What is the solution? While the small minority who benefit from the status quo argue that the solution is to commodify everything (including the environment—as witnessed for instance in emissions trading or cap and trade responses to pollution, which essentially creates a market out of pollution), he advocates for the opposite response: democratize everything. Only when we realize that economics is implicitly and profoundly political, and demand to assert mass democratic control over economic decisions, which are now reserved to the handful that benefit from making decisions that are bad for the rest of us, will we have a chance at building a path through the crisis and toward a collective future. Yes, democratizing economic decisions will likely prove messy and imperfect, he admits, but it would be a far better system than any of the alternatives, including what’s going on now.
Bankers and Capitalists Are “Idiots” — Literally
In the time since the publication of Talking to My Daughter About The Economy, Varoufakis briefly served as finance minister for Greece in 2015 under the left-leaning Syriza government. After several months of negotiating Greece’s economic situation with other European governments, he resigned, essentially in protest at a bailout agreement which his government signed against his advice.
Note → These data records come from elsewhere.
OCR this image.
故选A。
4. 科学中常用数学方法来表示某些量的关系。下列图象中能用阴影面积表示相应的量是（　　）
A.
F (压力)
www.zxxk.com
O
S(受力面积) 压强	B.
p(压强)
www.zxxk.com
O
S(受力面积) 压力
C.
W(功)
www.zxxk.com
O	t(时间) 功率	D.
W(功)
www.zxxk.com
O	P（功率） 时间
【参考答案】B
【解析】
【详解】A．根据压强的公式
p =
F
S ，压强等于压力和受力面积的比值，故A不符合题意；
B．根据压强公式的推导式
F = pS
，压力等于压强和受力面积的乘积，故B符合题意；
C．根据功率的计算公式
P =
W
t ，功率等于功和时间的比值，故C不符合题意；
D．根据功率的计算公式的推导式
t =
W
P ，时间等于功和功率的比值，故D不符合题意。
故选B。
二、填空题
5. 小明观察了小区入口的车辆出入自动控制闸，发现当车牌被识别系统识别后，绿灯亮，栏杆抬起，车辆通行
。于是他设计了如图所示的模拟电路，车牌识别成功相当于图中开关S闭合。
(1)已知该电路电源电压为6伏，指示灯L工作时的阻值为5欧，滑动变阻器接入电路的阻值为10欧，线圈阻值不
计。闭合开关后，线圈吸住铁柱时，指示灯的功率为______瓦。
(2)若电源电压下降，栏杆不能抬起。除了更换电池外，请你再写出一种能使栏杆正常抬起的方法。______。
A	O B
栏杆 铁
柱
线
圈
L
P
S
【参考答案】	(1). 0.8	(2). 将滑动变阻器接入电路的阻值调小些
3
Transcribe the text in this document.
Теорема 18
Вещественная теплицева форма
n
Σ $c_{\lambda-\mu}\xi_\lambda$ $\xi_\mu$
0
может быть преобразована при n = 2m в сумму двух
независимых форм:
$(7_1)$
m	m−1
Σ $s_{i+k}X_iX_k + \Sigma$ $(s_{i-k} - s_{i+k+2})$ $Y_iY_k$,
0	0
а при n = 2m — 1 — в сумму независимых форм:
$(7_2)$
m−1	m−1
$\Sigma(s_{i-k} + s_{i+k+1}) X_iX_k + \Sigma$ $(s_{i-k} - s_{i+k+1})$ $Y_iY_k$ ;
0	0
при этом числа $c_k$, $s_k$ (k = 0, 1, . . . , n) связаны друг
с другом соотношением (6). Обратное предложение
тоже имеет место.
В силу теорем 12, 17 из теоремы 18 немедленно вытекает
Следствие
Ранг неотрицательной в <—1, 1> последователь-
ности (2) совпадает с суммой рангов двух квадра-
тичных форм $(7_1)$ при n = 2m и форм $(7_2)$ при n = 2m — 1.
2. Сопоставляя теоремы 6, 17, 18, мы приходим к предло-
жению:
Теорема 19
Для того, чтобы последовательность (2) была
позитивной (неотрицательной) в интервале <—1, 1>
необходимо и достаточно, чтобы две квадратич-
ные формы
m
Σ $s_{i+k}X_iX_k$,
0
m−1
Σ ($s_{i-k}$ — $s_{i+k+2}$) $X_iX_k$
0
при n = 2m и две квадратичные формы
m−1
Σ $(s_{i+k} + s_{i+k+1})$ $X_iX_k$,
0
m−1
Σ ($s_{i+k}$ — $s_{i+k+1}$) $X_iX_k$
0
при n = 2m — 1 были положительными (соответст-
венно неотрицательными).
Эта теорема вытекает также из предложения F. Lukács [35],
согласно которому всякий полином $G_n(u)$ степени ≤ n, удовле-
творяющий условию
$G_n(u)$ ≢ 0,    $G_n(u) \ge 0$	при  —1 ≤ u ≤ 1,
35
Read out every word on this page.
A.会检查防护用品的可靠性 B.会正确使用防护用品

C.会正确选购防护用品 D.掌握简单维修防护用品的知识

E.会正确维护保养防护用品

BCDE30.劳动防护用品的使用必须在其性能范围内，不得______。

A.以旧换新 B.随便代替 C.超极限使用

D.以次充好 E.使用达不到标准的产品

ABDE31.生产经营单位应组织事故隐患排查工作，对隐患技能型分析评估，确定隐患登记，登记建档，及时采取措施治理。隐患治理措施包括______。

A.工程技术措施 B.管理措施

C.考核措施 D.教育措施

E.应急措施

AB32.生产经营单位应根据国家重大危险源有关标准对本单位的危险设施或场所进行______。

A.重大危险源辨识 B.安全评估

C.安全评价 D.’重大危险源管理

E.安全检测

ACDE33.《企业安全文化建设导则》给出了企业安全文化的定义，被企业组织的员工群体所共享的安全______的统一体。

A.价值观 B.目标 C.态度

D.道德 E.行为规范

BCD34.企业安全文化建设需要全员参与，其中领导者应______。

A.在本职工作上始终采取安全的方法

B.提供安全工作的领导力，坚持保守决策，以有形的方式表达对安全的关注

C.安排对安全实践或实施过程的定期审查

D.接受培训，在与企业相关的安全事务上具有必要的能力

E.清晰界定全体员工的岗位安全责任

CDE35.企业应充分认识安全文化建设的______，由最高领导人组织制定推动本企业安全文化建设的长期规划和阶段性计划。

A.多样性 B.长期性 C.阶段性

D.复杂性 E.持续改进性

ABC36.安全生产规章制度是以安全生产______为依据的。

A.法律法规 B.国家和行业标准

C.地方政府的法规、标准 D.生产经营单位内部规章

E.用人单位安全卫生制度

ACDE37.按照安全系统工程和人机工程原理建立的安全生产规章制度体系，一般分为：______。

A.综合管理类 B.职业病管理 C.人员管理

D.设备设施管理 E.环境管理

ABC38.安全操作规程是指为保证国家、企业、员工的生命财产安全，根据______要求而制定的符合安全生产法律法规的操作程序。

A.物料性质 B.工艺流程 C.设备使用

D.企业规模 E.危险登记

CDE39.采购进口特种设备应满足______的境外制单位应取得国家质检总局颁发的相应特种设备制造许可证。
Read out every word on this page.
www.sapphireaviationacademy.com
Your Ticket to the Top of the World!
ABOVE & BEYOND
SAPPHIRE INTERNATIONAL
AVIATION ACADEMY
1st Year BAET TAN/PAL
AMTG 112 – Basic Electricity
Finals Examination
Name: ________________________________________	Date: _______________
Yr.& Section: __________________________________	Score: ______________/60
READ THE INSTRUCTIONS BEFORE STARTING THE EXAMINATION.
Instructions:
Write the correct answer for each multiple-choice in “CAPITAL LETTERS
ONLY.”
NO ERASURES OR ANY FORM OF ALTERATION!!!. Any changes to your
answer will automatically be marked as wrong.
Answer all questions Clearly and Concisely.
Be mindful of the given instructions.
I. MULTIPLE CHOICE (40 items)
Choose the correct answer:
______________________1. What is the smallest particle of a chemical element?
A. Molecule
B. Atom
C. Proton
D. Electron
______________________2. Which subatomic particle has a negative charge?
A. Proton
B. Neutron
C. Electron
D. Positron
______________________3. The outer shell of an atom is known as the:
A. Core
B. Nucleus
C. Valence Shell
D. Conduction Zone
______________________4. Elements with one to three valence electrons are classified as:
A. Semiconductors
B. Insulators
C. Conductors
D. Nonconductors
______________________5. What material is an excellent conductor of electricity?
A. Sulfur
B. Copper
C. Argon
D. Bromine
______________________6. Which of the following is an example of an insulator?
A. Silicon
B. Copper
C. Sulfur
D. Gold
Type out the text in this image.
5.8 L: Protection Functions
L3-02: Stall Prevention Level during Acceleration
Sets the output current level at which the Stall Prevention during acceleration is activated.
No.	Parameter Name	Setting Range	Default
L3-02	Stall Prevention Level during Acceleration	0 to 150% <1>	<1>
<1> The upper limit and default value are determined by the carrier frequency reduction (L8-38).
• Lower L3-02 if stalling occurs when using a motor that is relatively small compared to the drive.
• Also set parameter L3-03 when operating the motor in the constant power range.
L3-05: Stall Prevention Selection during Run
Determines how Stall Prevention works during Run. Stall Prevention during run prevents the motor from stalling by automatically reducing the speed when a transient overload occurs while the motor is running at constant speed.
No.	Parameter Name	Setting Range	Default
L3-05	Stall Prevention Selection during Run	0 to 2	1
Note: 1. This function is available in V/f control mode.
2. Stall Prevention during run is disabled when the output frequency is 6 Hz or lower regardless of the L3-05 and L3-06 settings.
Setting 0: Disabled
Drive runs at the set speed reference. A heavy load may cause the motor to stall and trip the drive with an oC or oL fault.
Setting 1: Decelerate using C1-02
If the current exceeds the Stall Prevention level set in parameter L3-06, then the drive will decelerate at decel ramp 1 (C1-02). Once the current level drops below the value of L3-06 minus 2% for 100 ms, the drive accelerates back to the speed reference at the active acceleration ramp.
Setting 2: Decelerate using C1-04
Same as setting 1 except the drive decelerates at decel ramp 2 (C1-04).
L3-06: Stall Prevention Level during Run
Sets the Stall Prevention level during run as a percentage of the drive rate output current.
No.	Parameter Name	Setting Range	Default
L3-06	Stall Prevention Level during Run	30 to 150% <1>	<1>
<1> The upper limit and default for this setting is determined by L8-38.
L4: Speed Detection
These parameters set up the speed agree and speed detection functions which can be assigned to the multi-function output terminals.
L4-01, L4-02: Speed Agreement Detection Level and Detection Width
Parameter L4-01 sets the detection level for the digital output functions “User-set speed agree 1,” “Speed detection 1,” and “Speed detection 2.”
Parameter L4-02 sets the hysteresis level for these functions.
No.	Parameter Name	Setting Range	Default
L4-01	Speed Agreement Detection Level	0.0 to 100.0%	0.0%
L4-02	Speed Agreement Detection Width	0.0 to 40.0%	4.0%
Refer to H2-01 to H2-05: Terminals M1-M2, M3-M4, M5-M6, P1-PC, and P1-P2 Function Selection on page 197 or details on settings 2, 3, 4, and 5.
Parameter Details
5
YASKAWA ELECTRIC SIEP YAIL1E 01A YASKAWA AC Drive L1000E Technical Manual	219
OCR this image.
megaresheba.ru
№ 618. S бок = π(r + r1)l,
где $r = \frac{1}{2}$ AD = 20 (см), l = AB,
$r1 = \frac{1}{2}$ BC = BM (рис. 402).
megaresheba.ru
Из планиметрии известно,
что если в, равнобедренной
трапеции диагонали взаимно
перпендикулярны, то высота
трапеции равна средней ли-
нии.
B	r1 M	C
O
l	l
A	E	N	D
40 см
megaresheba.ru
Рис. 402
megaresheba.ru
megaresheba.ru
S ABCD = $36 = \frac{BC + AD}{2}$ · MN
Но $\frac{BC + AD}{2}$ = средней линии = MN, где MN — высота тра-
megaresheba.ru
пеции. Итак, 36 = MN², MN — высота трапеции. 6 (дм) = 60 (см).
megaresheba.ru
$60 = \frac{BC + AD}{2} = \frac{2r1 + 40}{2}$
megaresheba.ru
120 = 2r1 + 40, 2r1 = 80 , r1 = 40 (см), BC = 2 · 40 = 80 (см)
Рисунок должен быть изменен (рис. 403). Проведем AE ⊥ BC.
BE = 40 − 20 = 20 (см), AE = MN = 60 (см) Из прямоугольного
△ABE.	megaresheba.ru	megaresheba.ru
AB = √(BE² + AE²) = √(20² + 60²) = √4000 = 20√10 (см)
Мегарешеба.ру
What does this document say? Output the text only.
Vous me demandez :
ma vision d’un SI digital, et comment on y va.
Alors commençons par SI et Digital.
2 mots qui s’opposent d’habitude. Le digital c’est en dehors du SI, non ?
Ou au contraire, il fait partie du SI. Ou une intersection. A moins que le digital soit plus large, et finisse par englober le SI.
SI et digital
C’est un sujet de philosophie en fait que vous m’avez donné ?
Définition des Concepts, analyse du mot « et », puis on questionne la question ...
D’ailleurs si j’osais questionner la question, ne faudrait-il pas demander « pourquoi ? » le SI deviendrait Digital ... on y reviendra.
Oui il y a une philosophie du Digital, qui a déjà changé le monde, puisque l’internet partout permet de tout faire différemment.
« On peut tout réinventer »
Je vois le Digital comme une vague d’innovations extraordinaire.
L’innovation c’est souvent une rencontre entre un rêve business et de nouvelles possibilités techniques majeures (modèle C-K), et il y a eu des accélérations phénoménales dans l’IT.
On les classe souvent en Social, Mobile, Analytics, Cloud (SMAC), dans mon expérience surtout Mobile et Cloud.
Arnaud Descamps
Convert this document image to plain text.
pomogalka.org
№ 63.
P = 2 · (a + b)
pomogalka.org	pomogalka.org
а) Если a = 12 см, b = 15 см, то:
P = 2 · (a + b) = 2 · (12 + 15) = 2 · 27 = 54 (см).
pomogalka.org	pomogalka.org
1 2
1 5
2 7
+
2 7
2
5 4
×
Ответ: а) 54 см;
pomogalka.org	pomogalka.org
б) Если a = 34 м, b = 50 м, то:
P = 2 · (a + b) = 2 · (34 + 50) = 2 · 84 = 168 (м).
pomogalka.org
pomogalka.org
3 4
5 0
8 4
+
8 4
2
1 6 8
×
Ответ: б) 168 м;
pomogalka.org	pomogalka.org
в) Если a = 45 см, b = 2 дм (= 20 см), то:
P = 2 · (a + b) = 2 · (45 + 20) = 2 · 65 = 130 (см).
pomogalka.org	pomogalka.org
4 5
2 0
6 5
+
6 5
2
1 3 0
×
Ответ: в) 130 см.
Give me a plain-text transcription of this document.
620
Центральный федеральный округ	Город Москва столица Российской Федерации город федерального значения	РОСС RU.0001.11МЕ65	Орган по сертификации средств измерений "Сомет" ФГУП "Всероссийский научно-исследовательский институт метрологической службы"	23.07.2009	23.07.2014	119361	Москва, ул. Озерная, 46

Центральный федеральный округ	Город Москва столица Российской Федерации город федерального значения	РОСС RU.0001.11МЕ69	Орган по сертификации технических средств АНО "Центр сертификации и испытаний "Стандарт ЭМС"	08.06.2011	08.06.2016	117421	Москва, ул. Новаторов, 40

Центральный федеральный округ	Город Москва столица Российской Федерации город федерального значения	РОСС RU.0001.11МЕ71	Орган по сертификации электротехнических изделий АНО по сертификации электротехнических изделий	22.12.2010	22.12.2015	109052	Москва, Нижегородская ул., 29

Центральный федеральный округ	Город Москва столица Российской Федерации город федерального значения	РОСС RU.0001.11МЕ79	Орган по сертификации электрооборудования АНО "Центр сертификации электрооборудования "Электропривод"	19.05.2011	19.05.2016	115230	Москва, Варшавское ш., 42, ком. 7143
His critics will probably point to all this in an effort to discredit him; in effect, however, it was the consequence of his own government not having the backbone to carry through with the policies he advised, against the combined, scheming might of Europe’s bankers. (But that’s another story, and one he tells brilliantly in his book Adults in the Room: My Battle With Europe’s Deep Establishment).
In a roundabout way, we ought to be grateful for Varoufakis’ foiled stint as finance minister — far from discrediting his ideas, it’s revealed the scale of banker-led resistance to his democratizing approach to economics. He’s since started his own political party, affiliated with the larger European DIEM 25 democratic movement, but Talking to My Daughter indicates a different strategy: trying to engage a broader and perhaps younger audience with the tools and courage to confront the economic theories they are raised to believe in by schools, media and governments.
Varoufakis closes off with a potent critique of capitalists. The ancient Greeks had a word for selfish people who pretended they were alone in society and pursued only their own self-interest. That word was idiotis: “a privateer, a person who minded his own business”; “a person who refused to think in terms of the common good,” Varoufakis explains.
“[O]ur market societies have turned us into idiots,” he observes.
What’s the solution? That’s up to us to figure out, he says, having spent the book trying to help the reader cut through the fog that economists have woven around economic life. But there are two recurring points which indicate the direction he wishes us to take. One is to democratize everything, especially the economy and control of money. The other, he says, is to shift our focus away from the exchange value of things – how much money they will bring us or take away from us in the market – and turn it back toward the experiential value of things.
Experiential value is what makes us appreciate a beautiful sunset, a delightful conversation, a swim in the pond just as much or more than the produced items advertisers try to make us crave and purchase. It’s what makes us jump to help a friend in need fix their car, or move their furniture, without asking for compensation – just out of the joy at helping a friend; whereas if we were offered money to do similar drudgery we might grumble, drag our feet, or refuse to do it.
Democratizing economic decisions, and reasserting the primacy of experiential value over exchange value, are among the first steps toward reversing the damage economists have done to our economy and our world, says Varoufakis. Reading his brilliant, persuasive and timely book, too, is surely also a step in the right direction.